Wrote my 1st MVS Cobol (see comment about this) below program that successfully read a dasd file and wrote a new dasd file. Then wrote my 2nd MVS Cobol program that successfully read a virtual tape (AWSTAPE) file and wrote a new dasd file.

It should be obvious now, although I admit it wasn’t completely at first, that an AWSTAPE appears to MVS as a regular IBM tape, that doesn’t require some special AWSTAPE utility on MVS to process. I successfully used the IBM utility IEBGENER and a COBOL program to read the tape. Your JCL obviously needs a proper tape DD card just like any normal tape processing does.

I was a little worried that the MVS compiler would have problems with newer DASD (such as anything in the 33xx series) like the DOS compiler did…but it handled 3390’s just fine! I don’t know if that’s because the MVS compiler was patched or simply because it’s a superior compiler? But I do know that the device model isn’t specified in the MVS SELECT/ASSIGN statement as it is in DOS COBOL.

For example:
DOS: SELECT IN-FILE ASSIGN TO SYS010-DA-3380-A-INFILE
MVS: SELECT OUT-FILE ASSIGN TO DA-S-INFILE

Used IEBGENER to load 50,000, 164 byte customer records records to disk. Once I got it working…it was very fast. I basically thought it would just require a new larger (more records) tape. However this brought new problems. Error messages stating that I either hadn’t allocated enough space or there wasn’t enough space available to copy the data to disk.

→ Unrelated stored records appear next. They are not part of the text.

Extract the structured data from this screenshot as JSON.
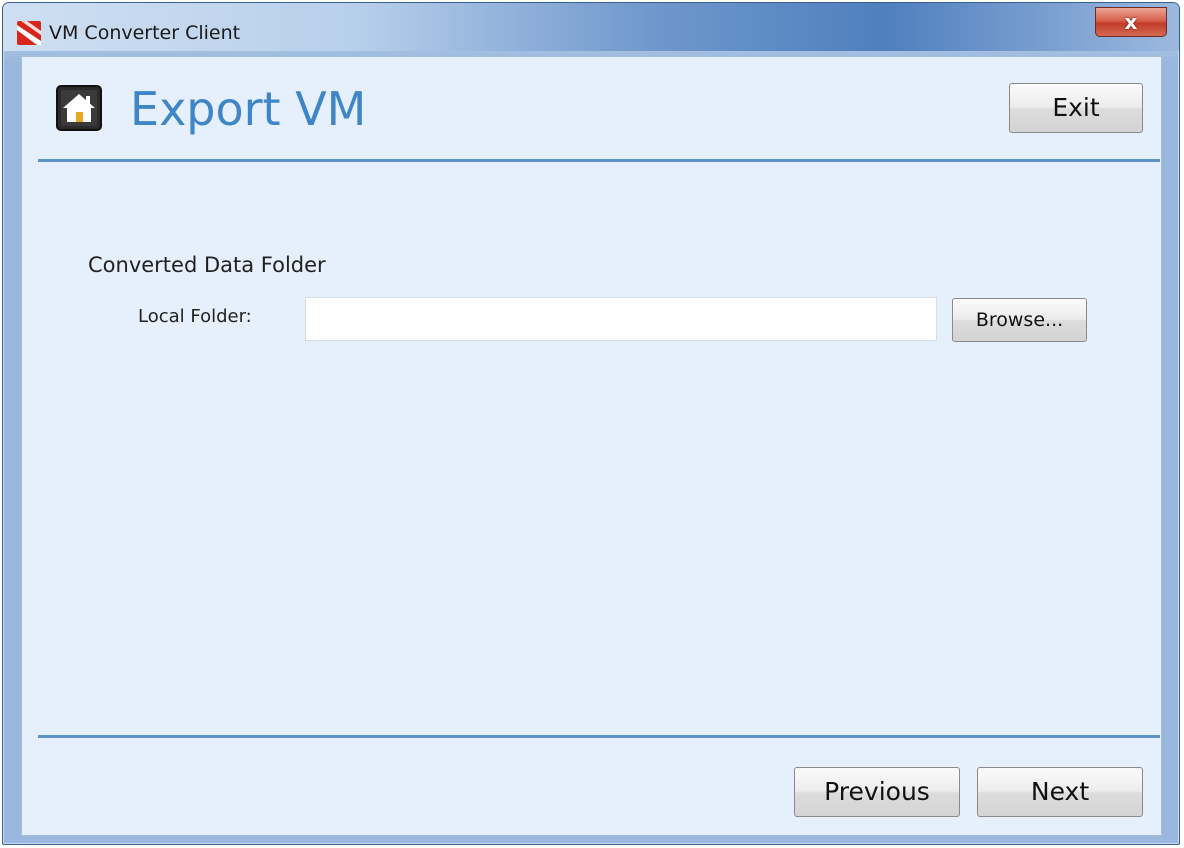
{
  "window": {
    "title": "VM Converter Client",
    "close_label": "x"
  },
  "header": {
    "page_title": "Export VM",
    "exit_label": "Exit"
  },
  "form": {
    "section_title": "Converted Data Folder",
    "local_folder_label": "Local Folder:",
    "local_folder_value": "",
    "local_folder_placeholder": "",
    "browse_label": "Browse..."
  },
  "footer": {
    "previous_label": "Previous",
    "next_label": "Next"
  },
  "icons": {
    "app": "vm-converter-app-icon",
    "home": "home-icon",
    "close": "close-icon"
  },
  "colors": {
    "title_accent": "#3f86c7",
    "rule": "#5f93c8",
    "client_background": "#e6effc",
    "close_button": "#c23c2a"
  }
}
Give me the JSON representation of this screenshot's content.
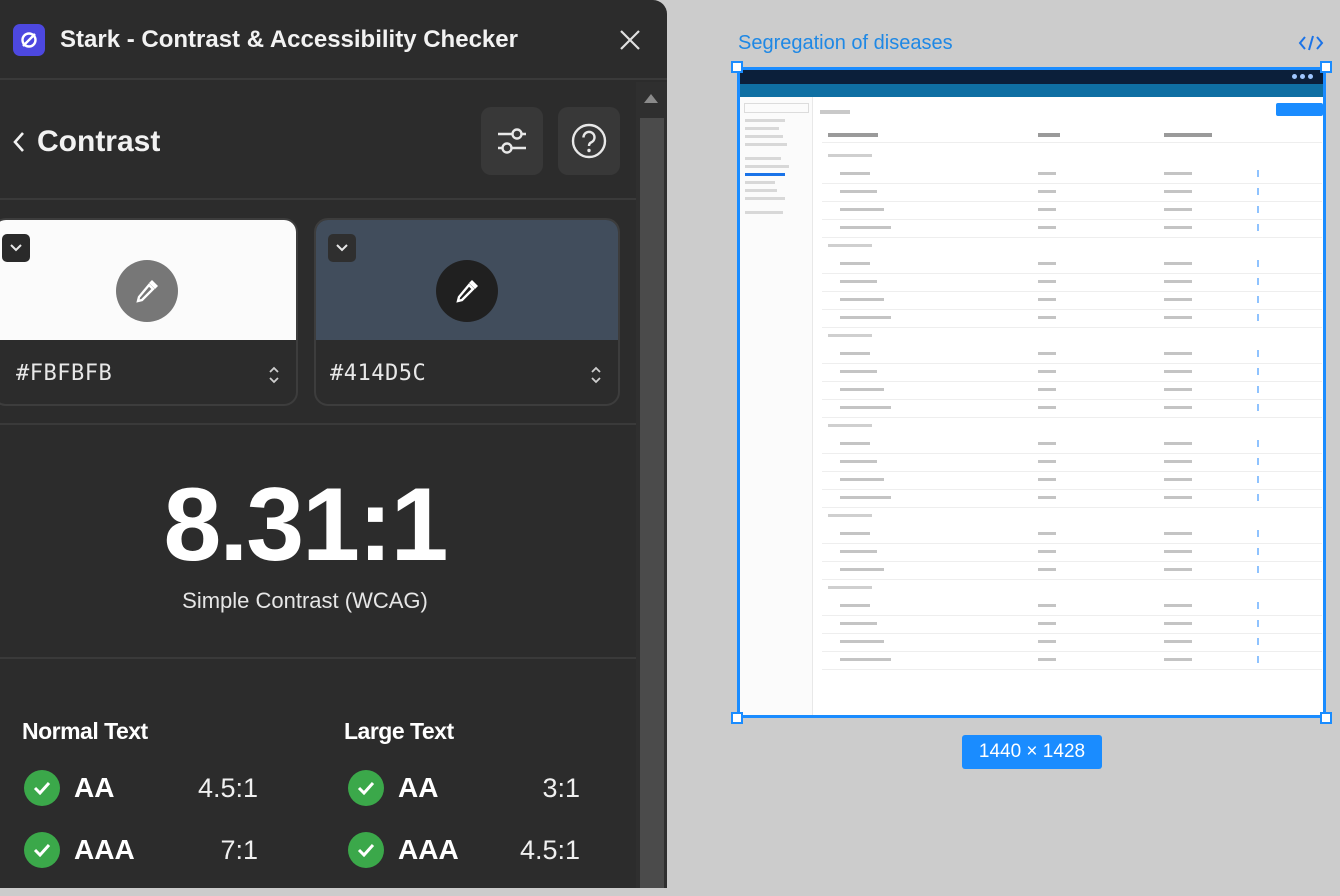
{
  "plugin": {
    "title": "Stark - Contrast & Accessibility Checker",
    "section": "Contrast",
    "swatches": [
      {
        "hex": "#FBFBFB",
        "color": "#FBFBFB"
      },
      {
        "hex": "#414D5C",
        "color": "#414D5C"
      }
    ],
    "ratio": "8.31:1",
    "ratio_label": "Simple Contrast (WCAG)",
    "normal_text": {
      "heading": "Normal Text",
      "levels": [
        {
          "level": "AA",
          "requirement": "4.5:1"
        },
        {
          "level": "AAA",
          "requirement": "7:1"
        }
      ]
    },
    "large_text": {
      "heading": "Large Text",
      "levels": [
        {
          "level": "AA",
          "requirement": "3:1"
        },
        {
          "level": "AAA",
          "requirement": "4.5:1"
        }
      ]
    },
    "colors": {
      "panel": "#2C2C2C",
      "pass": "#3BA84A",
      "logo": "#4D48E0"
    }
  },
  "canvas": {
    "frame_name": "Segregation of diseases",
    "frame_size": "1440 × 1428",
    "selection_color": "#1A8CFF"
  }
}
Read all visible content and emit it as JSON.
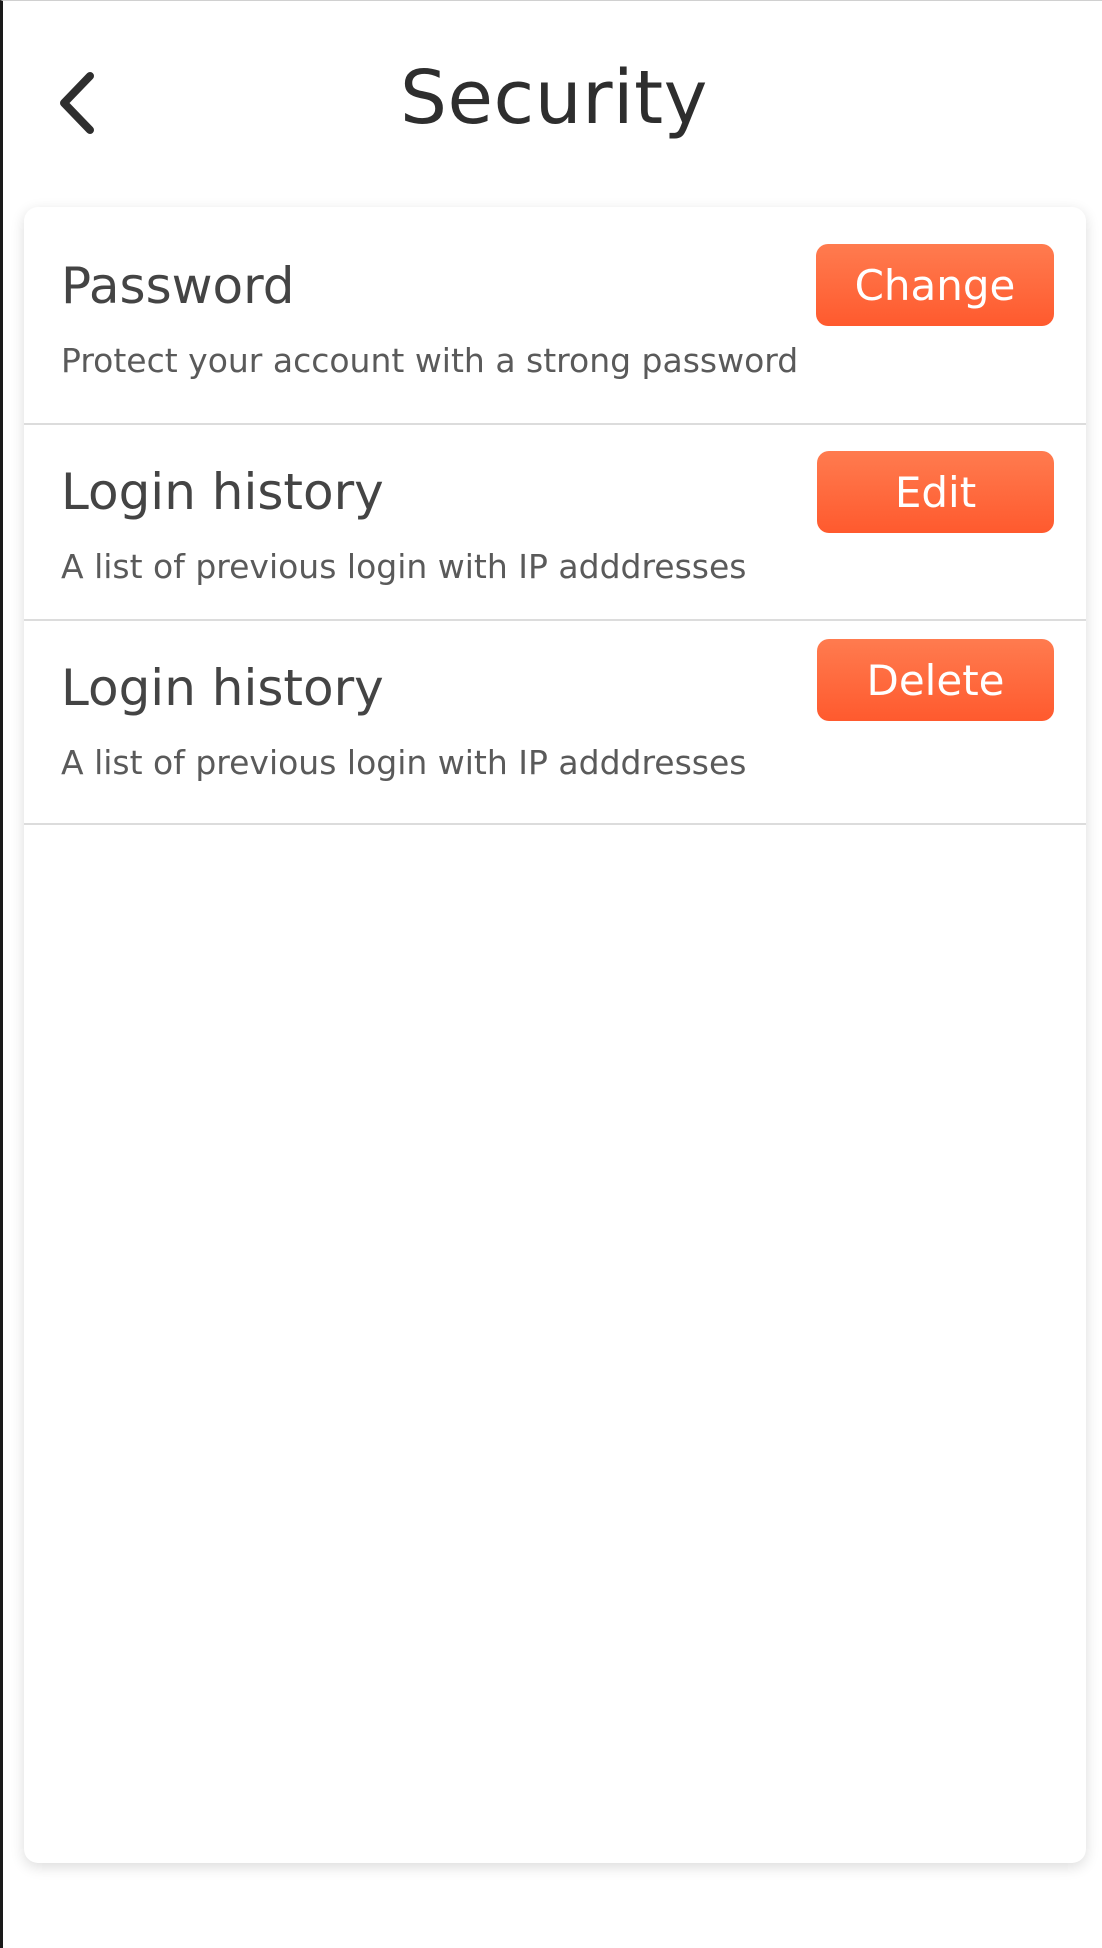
{
  "header": {
    "title": "Security",
    "back_icon": "chevron-left-icon"
  },
  "colors": {
    "accent": "#ff6a3d",
    "text": "#444444",
    "divider": "#dcdcdc"
  },
  "settings": [
    {
      "title": "Password",
      "description": "Protect your account with a strong password",
      "action_label": "Change"
    },
    {
      "title": "Login history",
      "description": "A list of previous login with IP adddresses",
      "action_label": "Edit"
    },
    {
      "title": "Login history",
      "description": "A list of previous login with IP adddresses",
      "action_label": "Delete"
    }
  ]
}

This IEBGENER loaded data includes a ending character (linux line feed) that isn’t used. Back it the day we would never have wasted a byte like that…50,000 customer records equals 50,000 wasted bytes! You can store an additional 304 customer records in that wasted space. DASD was expensive back then! That’s what caused the Y2K problem…programmers saving 2 bytes per date by only storing ’65’ for ‘the year ‘1965’ and making the assumption of a ’19’ year prefix!

MVS COBOL

Technically it is isn’t MVS COBOL. As it isn’t freely available. In reality it’s a pretty old (but still useful) COBOL version that is freely available. It is IBM COBOL though!